Chief executive officer Datuk Izzaddin Idris laid out the plan in the company’s Integrated Annual Report 2020, released Monday. He said the telco has shifted its focus. The goal now is to become a high-profit organization. That is a change in direction.
For years, Axiata was a growth story. It spent heavily to expand across Asia. It built networks in Malaysia, Indonesia, Sri Lanka, Bangladesh, Cambodia, Nepal. It took on debt. It chased subscribers. Now the message is different. The emphasis is on profitability. On delivering cash back to shareholders.
The shift reflects a broader reality. Telecoms globally face a squeeze. Revenue from voice calls is declining. Data prices are under pressure. Regulators are demanding more. Axiata is not immune. Izzaddin cited network capacity demand, consumer service expectations, and ongoing regulatory uncertainties as issues that are expected to continue. These are not going away.
The company has a plan to deal with them. It has allocated RM6.5 billion in capital expenditure to support growth and future readiness. That is a lot of money. But it is also a signal. Axiata is investing in its networks. It is betting that better infrastructure will drive higher profitability.

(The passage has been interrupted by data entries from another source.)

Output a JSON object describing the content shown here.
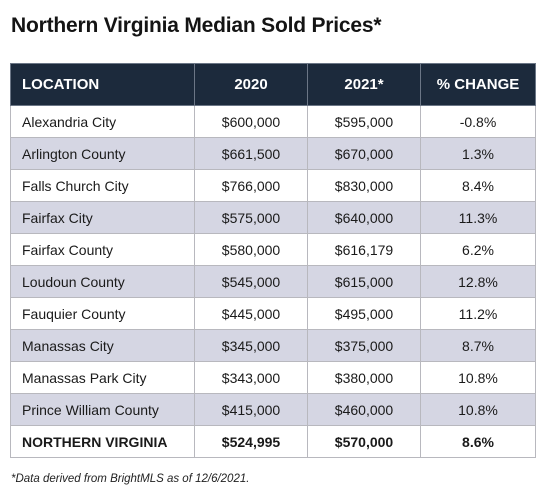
{
  "title": "Northern Virginia Median Sold Prices*",
  "chart_data": {
    "type": "table",
    "title": "Northern Virginia Median Sold Prices*",
    "columns": [
      "LOCATION",
      "2020",
      "2021*",
      "% CHANGE"
    ],
    "rows": [
      [
        "Alexandria City",
        "$600,000",
        "$595,000",
        "-0.8%"
      ],
      [
        "Arlington County",
        "$661,500",
        "$670,000",
        "1.3%"
      ],
      [
        "Falls Church City",
        "$766,000",
        "$830,000",
        "8.4%"
      ],
      [
        "Fairfax City",
        "$575,000",
        "$640,000",
        "11.3%"
      ],
      [
        "Fairfax County",
        "$580,000",
        "$616,179",
        "6.2%"
      ],
      [
        "Loudoun County",
        "$545,000",
        "$615,000",
        "12.8%"
      ],
      [
        "Fauquier County",
        "$445,000",
        "$495,000",
        "11.2%"
      ],
      [
        "Manassas City",
        "$345,000",
        "$375,000",
        "8.7%"
      ],
      [
        "Manassas Park City",
        "$343,000",
        "$380,000",
        "10.8%"
      ],
      [
        "Prince William County",
        "$415,000",
        "$460,000",
        "10.8%"
      ]
    ],
    "total_row": [
      "NORTHERN VIRGINIA",
      "$524,995",
      "$570,000",
      "8.6%"
    ]
  },
  "colors": {
    "header_bg": "#1c2a3c",
    "stripe_bg": "#d5d6e3"
  },
  "footnote": "*Data derived from BrightMLS as of 12/6/2021."
}
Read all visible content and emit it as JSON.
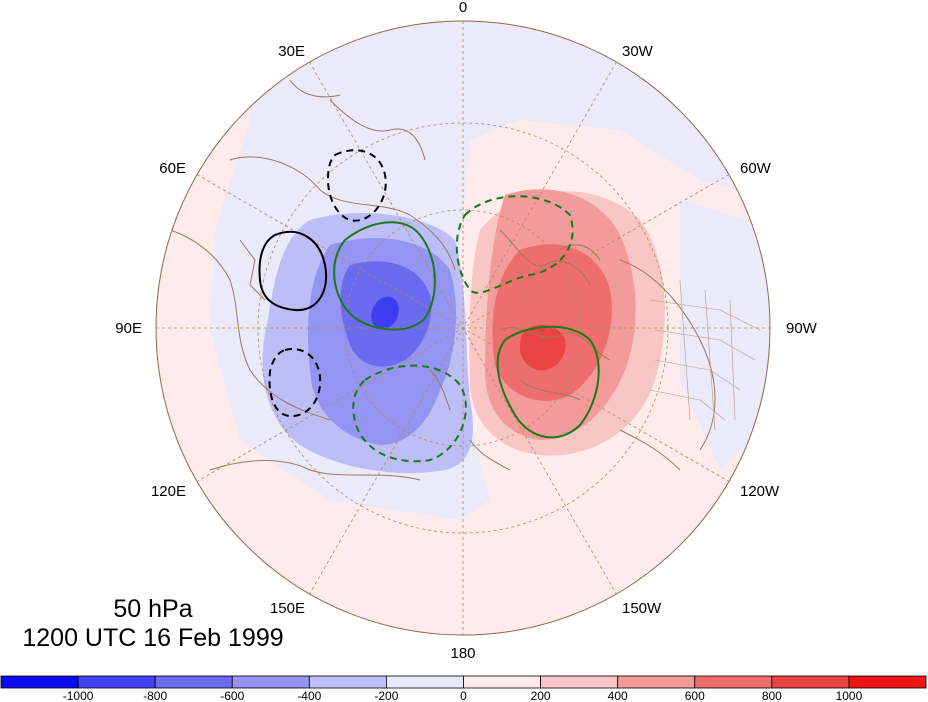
{
  "title": {
    "level": "50 hPa",
    "time": "1200 UTC 16 Feb 1999"
  },
  "longitude_labels": [
    {
      "id": "lon-0",
      "text": "0"
    },
    {
      "id": "lon-30w",
      "text": "30W"
    },
    {
      "id": "lon-60w",
      "text": "60W"
    },
    {
      "id": "lon-90w",
      "text": "90W"
    },
    {
      "id": "lon-120w",
      "text": "120W"
    },
    {
      "id": "lon-150w",
      "text": "150W"
    },
    {
      "id": "lon-180",
      "text": "180"
    },
    {
      "id": "lon-150e",
      "text": "150E"
    },
    {
      "id": "lon-120e",
      "text": "120E"
    },
    {
      "id": "lon-90e",
      "text": "90E"
    },
    {
      "id": "lon-60e",
      "text": "60E"
    },
    {
      "id": "lon-30e",
      "text": "30E"
    }
  ],
  "colorbar": {
    "colors": [
      "#0c0cf2",
      "#4242f0",
      "#6b6bf0",
      "#9494f2",
      "#bdbdf7",
      "#e8e8fb",
      "#fdeceb",
      "#f9c6c6",
      "#f39a9a",
      "#ee6e6e",
      "#ea4444",
      "#f01414"
    ],
    "labels": [
      "-1000",
      "-800",
      "-600",
      "-400",
      "-200",
      "0",
      "200",
      "400",
      "600",
      "800",
      "1000"
    ]
  },
  "colors": {
    "coastline": "#9a7a5a",
    "grid": "#b08a5a",
    "contour_black": "#000000",
    "contour_green": "#1a7a1a"
  }
}
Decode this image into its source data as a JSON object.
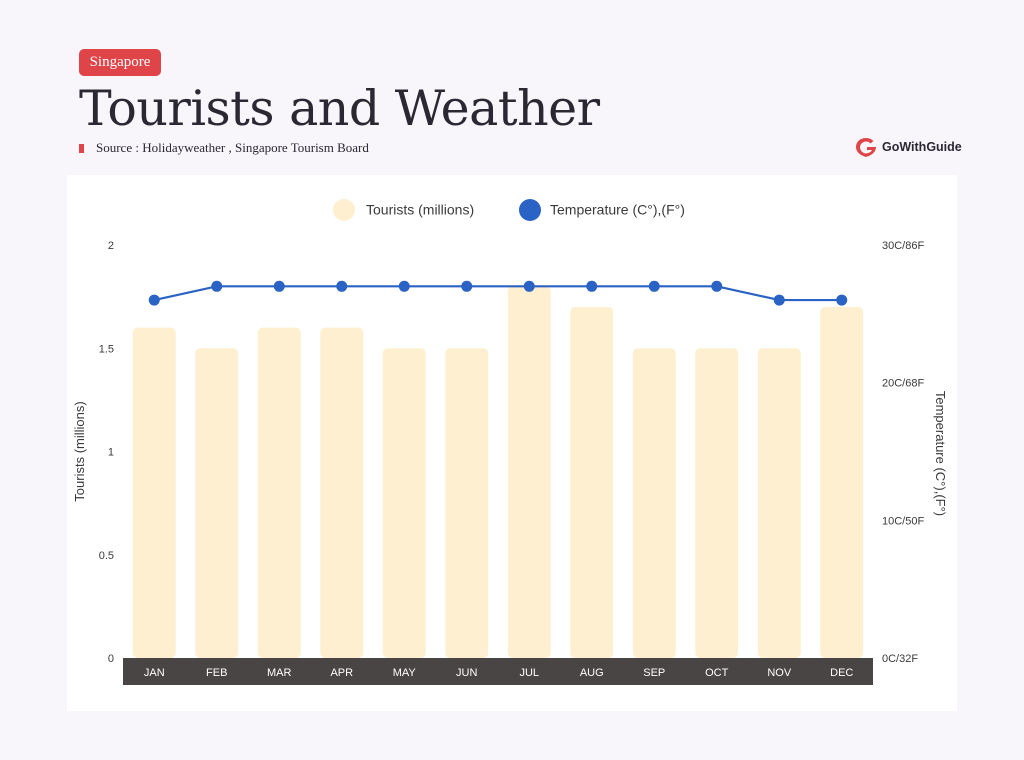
{
  "header": {
    "badge": "Singapore",
    "title": "Tourists and Weather",
    "source": "Source : Holidayweather , Singapore Tourism Board",
    "logo_text": "GoWithGuide",
    "logo_icon": "gowithguide-logo-icon"
  },
  "colors": {
    "background": "#f8f6fa",
    "badge": "#de4448",
    "bars": "#fdefcf",
    "line": "#2a63c4",
    "axis_band": "#4a4545",
    "title": "#2b2833"
  },
  "chart_data": {
    "type": "bar",
    "categories": [
      "JAN",
      "FEB",
      "MAR",
      "APR",
      "MAY",
      "JUN",
      "JUL",
      "AUG",
      "SEP",
      "OCT",
      "NOV",
      "DEC"
    ],
    "legend": {
      "placement": "top-center",
      "items": [
        "Tourists (millions)",
        "Temperature (C°),(F°)"
      ]
    },
    "series": [
      {
        "name": "Tourists (millions)",
        "type": "bar",
        "axis": "left",
        "values": [
          1.6,
          1.5,
          1.6,
          1.6,
          1.5,
          1.5,
          1.8,
          1.7,
          1.5,
          1.5,
          1.5,
          1.7
        ]
      },
      {
        "name": "Temperature (C°),(F°)",
        "type": "line",
        "axis": "right",
        "values": [
          26,
          27,
          27,
          27,
          27,
          27,
          27,
          27,
          27,
          27,
          26,
          26
        ]
      }
    ],
    "ylabel": "Tourists (millions)",
    "ylim": [
      0,
      2
    ],
    "yticks": [
      "0",
      "0.5",
      "1",
      "1.5",
      "2"
    ],
    "y2label": "Temperature (C°),(F°)",
    "y2lim": [
      0,
      30
    ],
    "y2ticks": [
      "0C/32F",
      "10C/50F",
      "20C/68F",
      "30C/86F"
    ],
    "grid": false
  }
}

Izzaddin said the company’s robust financial and underlying fundamentals will support its defenses against current and future uncertainties. He talked about capturing emerging growth opportunities, accelerating digital transformation, and investing in new network infrastructure. All of that is meant to deliver on the high-profit expectations of shareholders.
The short-term picture is cautious. For 2021, Izzaddin said Axiata would maintain a balanced approach. He noted that ongoing global vaccination efforts could stabilize the crisis. But he warned that operating markets would need time to regain economic growth momentum. The pandemic is not over. The recovery will be uneven.
Axiata operates in multiple countries. Each has its own pandemic trajectory. Each has its own regulatory environment. That complexity makes the 20 sen target a real test. It is not just about Malaysia. It is about Indonesia, where competition is fierce. It is about Sri Lanka, where the economy is struggling. It is about Nepal and Bangladesh and Cambodia, where currency fluctuations can eat into profits.
The dividend target is a statement of intent. It says Axiata believes it can generate enough cash to pay shareholders twice what it paid last year. It says the company is willing to commit to that publicly. That is a risk. If it misses, the market will punish it. If it hits, the reward is credibility.
For now, the market will watch. It will track the capital expenditure. It will monitor the operating markets. It will wait for the quarterly results. The 20 sen target is out there. Axiata has to deliver.